November 18, 2011
As one of the industry-renowned data visualization experts Edward Tufte once said, “The world is complex, dynamic, multidimensional; the paper is static, flat. How are we to represent the rich visual world of experience and measurement on mere flatland?” There’s indeed just too much information out there to be effectively analyzed by all categories of knowledge workers. More often than not, traditional tabular row-and-column reports do not paint the whole picture or — even worse — can lead an analyst to a wrong conclusion. There are multiple reasons to use data visualization; the three main ones are that one:
- Cannot see a pattern without data visualization. Simply seeing numbers on a grid often does not tell the whole story; in the worst case, it can even lead one to a wrong conclusion. This is best demonstrated by Anscombe’s quartet, where four seemingly similar groups of x and y coordinates reveal very different patterns when represented in a graph.
- Cannot fit all of the necessary data points onto a single screen. Even with the smallest reasonably readable font, single line spacing, and no grid, one cannot realistically fit more than a few thousand data points using numerical information only. When using advanced data visualization techniques, one can fit tens of thousands data points onto a single screen — a difference of an order of magnitude. In The Visual Display of Quantitative Information, Edward Tufte gives an example of more than 21,000 data points effectively displayed on a US map that fits onto a single screen.
- Cannot effectively show deep and broad data sets on a single screen. While fitting billions of rows of data onto a single screen can be challenging, that challenge has been mostly solved using various data aggregation and grouping techniques. But fitting and analyzing hundreds, and often thousands, of columns is an entirely different challenge. Just imagine a typical drug trial conducted by the pharmaceutical industry, where each patient undergoing trials has thousands of attributes: physical, psychological, genetic, behavioral, etc. Analysts looking for patterns, dependencies, and correlations typically need to run the data through complex statistical models before they can find a pattern or correlation. But building such models and running them through the millions of rows of data can be time-consuming and can tax even the most advanced software and hardware resources. But in a technique often used in the pharma industry, reducing each data point in a column to a single pixel and color-coding the pixels according to their value ranges can allow an analyst to visualize and identify a pattern relatively easily and then quickly zoom in to research the details.
What’s different between traditional static graphs and charts and modern advanced data visualization (ADV)?
Many corporations have used traditional business graphics like bar charts and pie charts effectively in the past, and those graphics will continue to have their place. At the next level, modern technologies have enabled the use of more dynamic and interactive business graphics, such as real-time dashboards and charts that update automatically as the data changes. Now, through ADV, the potential exists for nontraditional and more visually rich approaches, especially in regard to more complex (i.e., thousands of dimensions or attributes) or larger (i.e., billions of rows) data sets, to reveal insights not possible through conventional means. Forrester differentiates ADV from static graphs and charts along six capabilities, as follows:
- Dynamic data content. These visualizations are linked to data sets (databases) and are updated as the data set changes. Static visualizations produced in most Office documents typically do not have such functionality.
- Visual querying. This is the ability to query and requery data simply by manipulating visual portions of graphs and charts (like clicking on a column to drill into details) or by using visual instrumentation (like dropdown lists, push buttons, and tabs).

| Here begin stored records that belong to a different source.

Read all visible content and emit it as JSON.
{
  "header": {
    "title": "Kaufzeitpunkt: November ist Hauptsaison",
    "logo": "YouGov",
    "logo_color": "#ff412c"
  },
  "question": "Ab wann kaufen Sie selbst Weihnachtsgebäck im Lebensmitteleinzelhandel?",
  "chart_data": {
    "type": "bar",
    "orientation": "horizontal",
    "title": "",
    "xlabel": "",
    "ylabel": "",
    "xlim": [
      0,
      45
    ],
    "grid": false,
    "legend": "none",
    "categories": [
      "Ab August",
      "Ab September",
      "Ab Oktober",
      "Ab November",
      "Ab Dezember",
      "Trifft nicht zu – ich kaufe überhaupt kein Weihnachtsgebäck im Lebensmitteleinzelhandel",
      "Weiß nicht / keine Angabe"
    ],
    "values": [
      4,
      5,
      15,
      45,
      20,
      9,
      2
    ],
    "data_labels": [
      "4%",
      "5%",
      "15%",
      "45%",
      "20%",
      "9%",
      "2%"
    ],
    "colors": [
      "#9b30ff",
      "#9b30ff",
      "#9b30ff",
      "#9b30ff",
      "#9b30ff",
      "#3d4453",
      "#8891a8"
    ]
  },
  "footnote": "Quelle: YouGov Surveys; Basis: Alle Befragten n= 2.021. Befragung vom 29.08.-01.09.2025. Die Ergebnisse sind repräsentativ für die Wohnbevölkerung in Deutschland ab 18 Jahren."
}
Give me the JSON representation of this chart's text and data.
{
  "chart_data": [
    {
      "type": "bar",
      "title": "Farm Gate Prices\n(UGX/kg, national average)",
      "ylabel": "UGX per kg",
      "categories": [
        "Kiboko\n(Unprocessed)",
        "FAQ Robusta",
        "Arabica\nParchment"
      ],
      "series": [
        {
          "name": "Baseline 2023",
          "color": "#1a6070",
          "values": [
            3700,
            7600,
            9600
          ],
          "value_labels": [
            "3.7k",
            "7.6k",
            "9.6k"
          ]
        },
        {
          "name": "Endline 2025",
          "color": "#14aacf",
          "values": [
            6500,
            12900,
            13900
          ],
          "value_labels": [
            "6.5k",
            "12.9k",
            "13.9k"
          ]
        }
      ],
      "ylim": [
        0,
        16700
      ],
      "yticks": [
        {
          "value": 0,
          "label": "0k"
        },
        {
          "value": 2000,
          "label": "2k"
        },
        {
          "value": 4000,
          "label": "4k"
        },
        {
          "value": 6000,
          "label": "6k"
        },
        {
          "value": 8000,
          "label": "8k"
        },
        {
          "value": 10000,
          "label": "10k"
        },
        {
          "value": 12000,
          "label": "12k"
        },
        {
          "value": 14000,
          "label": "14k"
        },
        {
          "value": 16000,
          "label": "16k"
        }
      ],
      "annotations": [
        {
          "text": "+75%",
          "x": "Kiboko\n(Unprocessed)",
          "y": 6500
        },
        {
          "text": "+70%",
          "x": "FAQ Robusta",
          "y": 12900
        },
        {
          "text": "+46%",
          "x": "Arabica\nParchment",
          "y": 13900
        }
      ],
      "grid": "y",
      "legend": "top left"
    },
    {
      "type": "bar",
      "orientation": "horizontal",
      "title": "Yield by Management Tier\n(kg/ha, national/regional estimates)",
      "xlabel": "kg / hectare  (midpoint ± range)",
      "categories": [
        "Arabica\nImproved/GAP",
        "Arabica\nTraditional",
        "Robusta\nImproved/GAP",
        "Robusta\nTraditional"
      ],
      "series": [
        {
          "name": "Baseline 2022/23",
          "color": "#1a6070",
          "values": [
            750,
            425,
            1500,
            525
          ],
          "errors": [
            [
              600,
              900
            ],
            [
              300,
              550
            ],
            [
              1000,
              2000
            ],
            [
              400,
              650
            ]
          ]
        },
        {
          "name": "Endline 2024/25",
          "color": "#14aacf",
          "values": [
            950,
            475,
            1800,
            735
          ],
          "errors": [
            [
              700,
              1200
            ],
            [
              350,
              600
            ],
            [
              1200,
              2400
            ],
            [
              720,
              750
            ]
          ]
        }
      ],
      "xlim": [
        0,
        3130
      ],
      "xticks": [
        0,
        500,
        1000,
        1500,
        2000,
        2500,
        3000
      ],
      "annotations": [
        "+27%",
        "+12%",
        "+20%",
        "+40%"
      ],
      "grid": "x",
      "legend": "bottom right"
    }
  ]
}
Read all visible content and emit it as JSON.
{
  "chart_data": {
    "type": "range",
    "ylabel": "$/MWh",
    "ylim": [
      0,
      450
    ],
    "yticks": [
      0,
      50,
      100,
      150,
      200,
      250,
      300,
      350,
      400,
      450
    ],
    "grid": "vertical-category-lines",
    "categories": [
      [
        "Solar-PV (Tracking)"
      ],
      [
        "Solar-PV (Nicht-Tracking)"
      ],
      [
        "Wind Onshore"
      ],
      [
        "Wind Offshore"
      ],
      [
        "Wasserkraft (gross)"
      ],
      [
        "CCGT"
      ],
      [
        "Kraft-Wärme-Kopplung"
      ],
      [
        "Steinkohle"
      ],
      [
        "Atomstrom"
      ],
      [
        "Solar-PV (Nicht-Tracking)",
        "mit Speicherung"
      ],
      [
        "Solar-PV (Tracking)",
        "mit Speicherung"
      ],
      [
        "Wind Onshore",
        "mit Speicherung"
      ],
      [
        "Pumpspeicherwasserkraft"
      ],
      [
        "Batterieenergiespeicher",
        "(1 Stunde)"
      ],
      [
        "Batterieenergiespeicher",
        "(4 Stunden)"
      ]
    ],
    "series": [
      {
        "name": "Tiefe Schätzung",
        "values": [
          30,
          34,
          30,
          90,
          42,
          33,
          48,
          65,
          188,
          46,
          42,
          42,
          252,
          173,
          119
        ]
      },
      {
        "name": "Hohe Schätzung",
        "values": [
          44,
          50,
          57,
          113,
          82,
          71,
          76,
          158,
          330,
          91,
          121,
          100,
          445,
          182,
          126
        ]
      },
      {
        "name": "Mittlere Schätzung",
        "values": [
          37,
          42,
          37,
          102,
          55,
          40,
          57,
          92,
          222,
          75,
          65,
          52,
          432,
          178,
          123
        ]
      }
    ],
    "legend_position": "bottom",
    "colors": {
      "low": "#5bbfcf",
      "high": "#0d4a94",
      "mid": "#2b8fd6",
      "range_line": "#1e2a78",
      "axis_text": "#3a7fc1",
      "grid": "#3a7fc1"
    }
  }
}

- Multiple linked visualization. A typical single chart or graph cannot display more than a few dimensions (attributes such as region and time) at a time. To visualize and analyze data by multiple dimensions or attributes, one typically needs to display several graphs, charts, or panels and have them dynamically linked. Navigating through a dimension in one panel automatically updates all visualizations on all other panels.
- Animation. If a particular dimension, such as time, has hundreds or thousands of values (as in daily values over multiple years), manually clicking through every day is not practical. Launching an automated, animated scroll up and down such a dimension is a more practical approach.
- Personalization. What is intuitive and obvious to one analyst may not be obvious to another. Also, to address privacy and risk issues, many organizations have different levels of access to data for different user groups and individual users. ADV tools must be automatically personalized based on users’ access and authorization levels, locality, and personal preferences.
- Actionable alerts. Even data visualizations often cannot lead an analyst to a conclusion if there’s just too much information to comprehend on a single screen. In an example cited earlier, with more than 21,000 data points on a single screen, one cannot be expected to identify a certain condition unless the software can generate visual alerts (like color-coding or flashing). Also, if one is not looking at the visualization when a certain condition is triggered, an ADV application can be programmed to automatically notify the appropriate person with an email or a text message.
I highly recommend books and research by Perceptual Edge for much more detail on this topic.